Rougon was no longer 'the great man.'

'No,' said Clorinde; 'but we may see him here this evening. My husband persists in bringing him to see me.'

'I was in a café this afternoon, where they were criticising him very severely,' the colonel continued, after a pause. 'They say that his position is very shaky, and that he won't last another two months.'

M. Kahn made a gesture of contempt. 'Well, for my part,' he said, 'I don't give him three weeks. Rougon, you see, is not cut out for governing He is too fond of power, and gets intoxicated with it; and then he strikes out right and left and treats people with revolting harshness. During these last five months he has been guilty of some most monstrous acts.'

'Yes, yes, indeed,' the colonel interrupted; 'all kinds of injustices and unfairnesses and absurdities. He abuses his power, most certainly he does.'

Madame Correur said nothing, but expressed, by a gesture, her opinion that Rougon's head was not particularly well balanced.

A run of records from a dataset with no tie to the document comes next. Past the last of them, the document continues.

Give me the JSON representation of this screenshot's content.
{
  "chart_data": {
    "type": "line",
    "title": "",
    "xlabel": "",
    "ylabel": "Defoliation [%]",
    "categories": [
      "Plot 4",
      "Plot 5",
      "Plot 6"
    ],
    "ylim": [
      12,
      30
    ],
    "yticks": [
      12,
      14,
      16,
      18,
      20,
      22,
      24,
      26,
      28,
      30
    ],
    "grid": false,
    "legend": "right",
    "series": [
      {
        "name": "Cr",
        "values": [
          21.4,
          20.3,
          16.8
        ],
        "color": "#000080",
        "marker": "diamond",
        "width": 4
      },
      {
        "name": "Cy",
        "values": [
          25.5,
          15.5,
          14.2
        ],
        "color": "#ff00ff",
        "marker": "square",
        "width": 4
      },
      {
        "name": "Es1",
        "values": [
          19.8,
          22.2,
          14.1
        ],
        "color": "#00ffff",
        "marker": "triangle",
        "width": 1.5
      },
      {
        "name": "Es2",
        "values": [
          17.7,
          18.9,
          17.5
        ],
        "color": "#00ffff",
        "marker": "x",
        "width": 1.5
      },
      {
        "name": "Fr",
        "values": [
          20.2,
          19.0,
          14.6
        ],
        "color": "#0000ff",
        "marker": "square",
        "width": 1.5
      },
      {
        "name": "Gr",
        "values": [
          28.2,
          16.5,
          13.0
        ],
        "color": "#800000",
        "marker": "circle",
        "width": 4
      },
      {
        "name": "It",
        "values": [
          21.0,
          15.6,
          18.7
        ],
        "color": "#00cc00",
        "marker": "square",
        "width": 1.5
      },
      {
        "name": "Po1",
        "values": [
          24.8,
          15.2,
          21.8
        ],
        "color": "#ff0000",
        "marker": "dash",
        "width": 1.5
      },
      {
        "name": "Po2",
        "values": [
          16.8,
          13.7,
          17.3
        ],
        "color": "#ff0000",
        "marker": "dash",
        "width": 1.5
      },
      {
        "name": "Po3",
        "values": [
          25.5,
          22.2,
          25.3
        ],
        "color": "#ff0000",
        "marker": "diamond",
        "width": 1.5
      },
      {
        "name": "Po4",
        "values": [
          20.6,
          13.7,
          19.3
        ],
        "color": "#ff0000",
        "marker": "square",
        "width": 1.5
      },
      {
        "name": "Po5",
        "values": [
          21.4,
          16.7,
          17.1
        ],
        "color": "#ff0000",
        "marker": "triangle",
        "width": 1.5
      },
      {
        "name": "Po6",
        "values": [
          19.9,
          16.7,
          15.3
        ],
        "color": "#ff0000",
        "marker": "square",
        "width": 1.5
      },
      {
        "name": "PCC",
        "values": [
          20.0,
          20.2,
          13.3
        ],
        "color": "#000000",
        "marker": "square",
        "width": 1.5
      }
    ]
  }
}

'Ah, yes, indeed,' said M. Kahn, noticing the gesture. 'He hasn't got a well-fixed head, has he?'

Then M. Béjuin observed that the others were looking at him, and felt called upon to say something. 'No! Rougon's not at all an able man,' he remarked; 'not at all.'

Clorinde lay back on her pillows, gazing at the luminous circle which the lamp cast on the ceiling, and letting the others talk on. When they paused, she said, with the intention of starting them again: 'There is no doubt that he has abused his power, but he asserts that the things with which people reproach him were done for the sole purpose of obliging his friends. I was talking to him on the subject the other day. The services which he has rendered you——'

'Rendered us! rendered us!' they all cried furiously. And they went on talking all together, eager to protest against any such insinuation. However, M. Kahn shouted the others down.